I had a period a few years ago where I was crewing unpaid on a film at night whilst simultaneously working retail in the day to stay afloat. Beyond exhausted, I never hallucinated but was instead struck by bouts of deja-vu so intense my hold on what was real and what was memory started to slip.
The solution was simply to get more than a few hours of sleep a night but that time bore the core idea behind Reaching Distance. Three years later it’s finally finished.
The first step was to buy a bus. I still have it. It is the bane of my existence. It broke down on the side of a busy road the night before it was due in the warehouse where we shot the film. The electrics fried on the first day, which meant we relied on a primary school science kit to run power into the overhead lighting fixtures. Then it refused to start entirely – That was just the first week.
If anyone wants a bus. It’s available for purchase. Otherwise I may set it on fire purely for the catharsis.
Reaching Distance was made entirely outside of the established industry. We shot it on a shoestring, breaking every rule of how things are meant to be done in the process – lighting scenes with projectors, creating stop-motion effects by disassembling the seating by hand. The bus became a cinema, aquarium and nightclub to name a handful.
But this DIY approach has also meant that every step has been an uphill struggle. A lot of mistakes have been made and I’m certainly coming out the other end with greyer hair.

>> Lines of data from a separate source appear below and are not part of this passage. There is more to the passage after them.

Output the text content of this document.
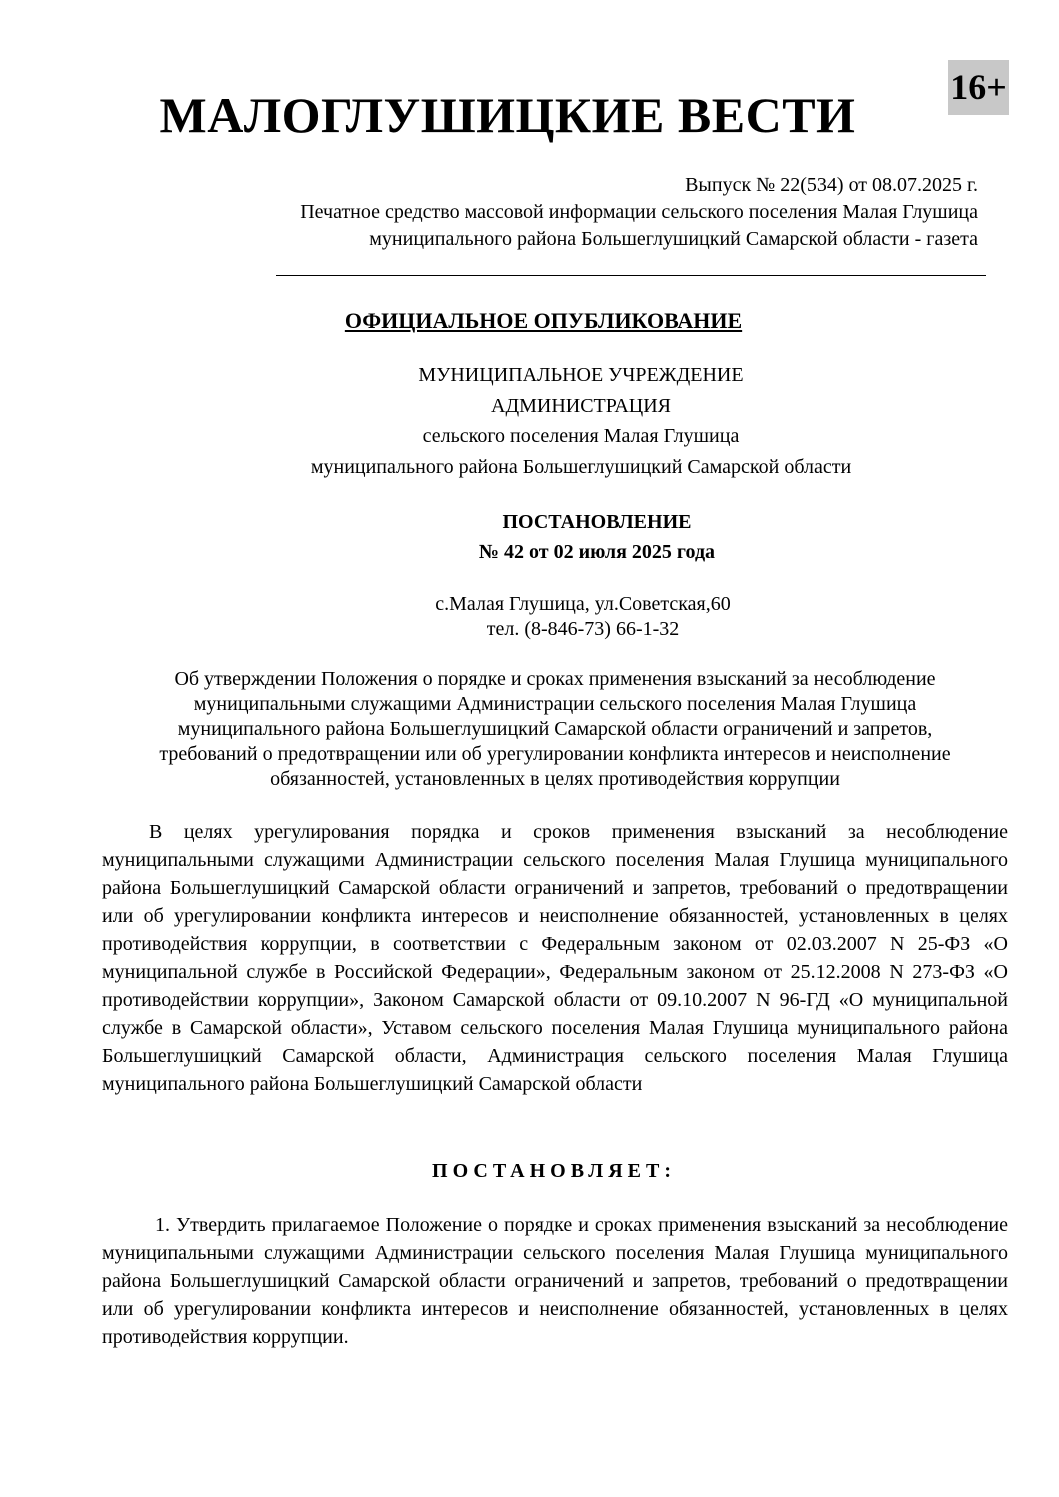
МАЛОГЛУШИЦКИЕ ВЕСТИ	16+
Выпуск № 22(534) от 08.07.2025 г.
Печатное средство массовой информации сельского поселения Малая Глушица
муниципального района Большеглушицкий Самарской области - газета
ОФИЦИАЛЬНОЕ ОПУБЛИКОВАНИЕ
МУНИЦИПАЛЬНОЕ УЧРЕЖДЕНИЕ
АДМИНИСТРАЦИЯ
сельского поселения Малая Глушица
муниципального района Большеглушицкий Самарской области
ПОСТАНОВЛЕНИЕ
№ 42 от 02 июля 2025 года
с.Малая Глушица, ул.Советская,60
тел. (8-846-73) 66-1-32
Об утверждении Положения о порядке и сроках применения взысканий за несоблюдение
муниципальными служащими Администрации сельского поселения Малая Глушица
муниципального района Большеглушицкий Самарской области ограничений и запретов,
требований о предотвращении или об урегулировании конфликта интересов и неисполнение
обязанностей, установленных в целях противодействия коррупции
В целях урегулирования порядка и сроков применения взысканий за несоблюдение муниципальными служащими Администрации сельского поселения Малая Глушица муниципального района Большеглушицкий Самарской области ограничений и запретов, требований о предотвращении или об урегулировании конфликта интересов и неисполнение обязанностей, установленных в целях противодействия коррупции, в соответствии с Федеральным законом от 02.03.2007 N 25-ФЗ «О муниципальной службе в Российской Федерации», Федеральным законом от 25.12.2008 N 273-ФЗ «О противодействии коррупции», Законом Самарской области от 09.10.2007 N 96-ГД «О муниципальной службе в Самарской области», Уставом сельского поселения Малая Глушица муниципального района Большеглушицкий Самарской области, Администрация сельского поселения Малая Глушица муниципального района Большеглушицкий Самарской области
ПОСТАНОВЛЯЕТ:
1. Утвердить прилагаемое Положение о порядке и сроках применения взысканий за несоблюдение муниципальными служащими Администрации сельского поселения Малая Глушица муниципального района Большеглушицкий Самарской области ограничений и запретов, требований о предотвращении или об урегулировании конфликта интересов и неисполнение обязанностей, установленных в целях противодействия коррупции.
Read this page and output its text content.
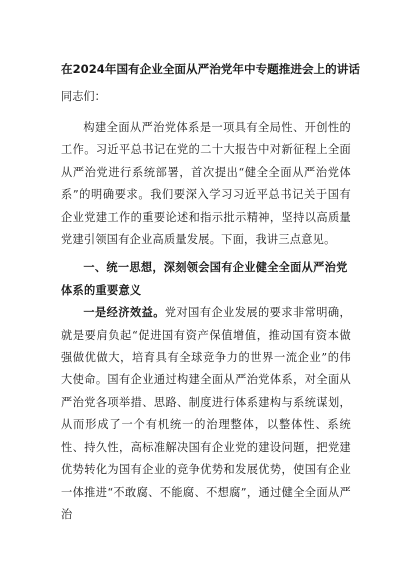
在2024年国有企业全面从严治党年中专题推进会上的讲话

同志们：

构建全面从严治党体系是一项具有全局性、开创性的工作。习近平总书记在党的二十大报告中对新征程上全面从严治党进行系统部署，首次提出“健全全面从严治党体系”的明确要求。我们要深入学习习近平总书记关于国有企业党建工作的重要论述和指示批示精神，坚持以高质量党建引领国有企业高质量发展。下面，我讲三点意见。

一、统一思想，深刻领会国有企业健全全面从严治党体系的重要意义

一是经济效益。党对国有企业发展的要求非常明确，就是要肩负起“促进国有资产保值增值，推动国有资本做强做优做大，培育具有全球竞争力的世界一流企业”的伟大使命。国有企业通过构建全面从严治党体系，对全面从严治党各项举措、思路、制度进行体系建构与系统谋划，从而形成了一个有机统一的治理整体，以整体性、系统性、持久性，高标准解决国有企业党的建设问题，把党建优势转化为国有企业的竞争优势和发展优势，使国有企业一体推进“不敢腐、不能腐、不想腐”，通过健全全面从严治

But as often as we were kicked while we were down, I wouldn’t trade the experience for the world.
I can barely describe how grateful I am to the cast and crew who worked on the film. Committing to a project this small and ramshackle always requires a sacrifice. Whether time, money or your sanity (in some cases all three). For such a cast of established pros to trust me and my kooky script has been an honour.
I can’t wait to see it in front of an audience. It’s been a hell of a ride.